Modelling a multiplicative batch effect with DESeq2

0

Entering edit mode

Sam ▴ 10

@sam-21502

Last seen 2 days ago

Jerusalem

As far as I understand, The process by which DESeq2 models a batch effect is close to : Subtracting the arithmetic mean of the batches' expression values from the genes, on a per-gene basis.

Is it possible in DESeq2 instead of modelling only an additive batch effect, to model a multiplicative one as well? For example, divide the expression levels per gene by the batch-specific geometric mean?
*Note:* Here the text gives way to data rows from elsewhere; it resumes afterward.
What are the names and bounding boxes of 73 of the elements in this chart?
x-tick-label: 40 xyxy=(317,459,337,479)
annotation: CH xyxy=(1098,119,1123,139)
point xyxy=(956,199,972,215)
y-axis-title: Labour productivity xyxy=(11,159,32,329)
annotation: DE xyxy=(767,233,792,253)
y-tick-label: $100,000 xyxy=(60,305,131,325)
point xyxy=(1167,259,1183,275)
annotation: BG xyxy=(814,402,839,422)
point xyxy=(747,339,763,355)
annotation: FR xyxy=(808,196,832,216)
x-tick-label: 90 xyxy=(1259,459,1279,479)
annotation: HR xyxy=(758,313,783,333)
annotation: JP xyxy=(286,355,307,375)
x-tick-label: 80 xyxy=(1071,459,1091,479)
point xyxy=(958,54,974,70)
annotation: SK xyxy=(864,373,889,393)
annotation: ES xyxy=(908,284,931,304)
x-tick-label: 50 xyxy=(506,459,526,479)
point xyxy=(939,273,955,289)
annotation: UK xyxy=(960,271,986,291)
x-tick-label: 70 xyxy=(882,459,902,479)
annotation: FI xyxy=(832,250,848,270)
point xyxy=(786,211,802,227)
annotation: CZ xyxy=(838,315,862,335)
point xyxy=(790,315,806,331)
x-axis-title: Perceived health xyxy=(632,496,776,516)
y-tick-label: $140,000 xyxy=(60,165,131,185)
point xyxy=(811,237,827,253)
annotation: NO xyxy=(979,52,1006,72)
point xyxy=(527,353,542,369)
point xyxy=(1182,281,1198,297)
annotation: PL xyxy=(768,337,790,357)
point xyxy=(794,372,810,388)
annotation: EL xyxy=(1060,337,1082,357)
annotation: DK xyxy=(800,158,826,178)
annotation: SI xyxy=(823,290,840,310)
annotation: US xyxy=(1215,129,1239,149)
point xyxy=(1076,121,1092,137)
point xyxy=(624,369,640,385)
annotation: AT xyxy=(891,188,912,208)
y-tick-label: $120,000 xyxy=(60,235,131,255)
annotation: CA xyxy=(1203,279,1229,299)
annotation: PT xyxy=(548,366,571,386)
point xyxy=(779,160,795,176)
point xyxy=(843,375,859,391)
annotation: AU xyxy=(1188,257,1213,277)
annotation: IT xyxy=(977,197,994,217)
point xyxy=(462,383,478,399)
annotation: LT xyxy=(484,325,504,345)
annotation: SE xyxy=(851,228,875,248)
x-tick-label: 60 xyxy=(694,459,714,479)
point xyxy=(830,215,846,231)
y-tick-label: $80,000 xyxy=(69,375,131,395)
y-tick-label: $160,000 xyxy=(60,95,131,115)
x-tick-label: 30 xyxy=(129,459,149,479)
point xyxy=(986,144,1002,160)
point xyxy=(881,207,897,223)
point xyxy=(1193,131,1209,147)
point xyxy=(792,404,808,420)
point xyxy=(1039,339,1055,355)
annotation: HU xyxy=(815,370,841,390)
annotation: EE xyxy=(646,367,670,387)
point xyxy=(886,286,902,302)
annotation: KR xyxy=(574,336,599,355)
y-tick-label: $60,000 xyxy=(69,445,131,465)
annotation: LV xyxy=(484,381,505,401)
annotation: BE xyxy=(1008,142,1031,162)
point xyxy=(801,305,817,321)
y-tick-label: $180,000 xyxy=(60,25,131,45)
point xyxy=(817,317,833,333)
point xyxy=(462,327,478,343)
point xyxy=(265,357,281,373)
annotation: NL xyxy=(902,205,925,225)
This is the context for my question: I have tried to visualize batch effect removal via ComBat. After that, the different conditions were plotted on a PCA, separating very nicely. Later, I tried performing differential expression (I do not pass the ComBat values into DESeq2, but rather model the batch effect using the formula "~ batch + condition" as the design ). Despite the separation in the PCA, there was a very low number of genes passing FDR (about 30). I suspect that the reason is that ComBat estimates both additive and multiplicative batch effects, while DESeq2 models only additive ones. Judging by the low number of DE genes, I suspect that multiplicative batch effects exist in my data.

P.S. However, each of the compared conditions has only two samples; that might be an alternative explanation for the low number of DE genes.

deseq2 batch-effects ComBat • 1.3k views

ADD COMMENT • link updated 4.6 years ago by Michael Love 41k • written 4.6 years ago by Sam ▴ 10

0

Entering edit mode

Solarion • 0

@solarion-22030

Last seen 3.7 years ago

University Hospital Jena, Germany

I'm not an expert at all, so here just my thoughts: For a model.matrix if you don't know whether the effect is additive you would write it like this: model.matrix(~ diet + sex + diet:sex) OR model.matrix(~ diet*sex) (took it from http://genomicsclass.github.io/book/pages/expressingdesignformula.html)

In DESeq2 the standard workflow doesn't have this kind of input, but edgeR does in the glmQLFit function.

ADD COMMENT • link 4.6 years ago Solarion • 0

score 2 · Accepted Answer · 2019-10-08

The process by which DESeq2 models a batch effect is close to : Subtracting the arithmetic mean of the batches' expression values from the genes, on a per-gene basis.

The way that DESeq2 models batch effects is exactly the same as how it models differences due to condition.

See the third paragraph of the Results section of the DESeq2 paper:

https://genomebiology.biomedcentral.com/articles/10.1186/s13059-014-0550-8#Sec2

or the third line of the equation block here:

http://bioconductor.org/packages/devel/bioc/vignettes/DESeq2/inst/doc/DESeq2.html#the-deseq2-model

We assume that the log2 of the expected mean of the Negative Binomial is explained by a linear combination of the covariates. So there will be a beta associated with the batch differences and a beta associated with the condition differences, in a model ~batch + condition.

So, given that we are modeling the log of the mean, we do have a multiplicative model for batch (or condition, or whatever covariate goes in the design).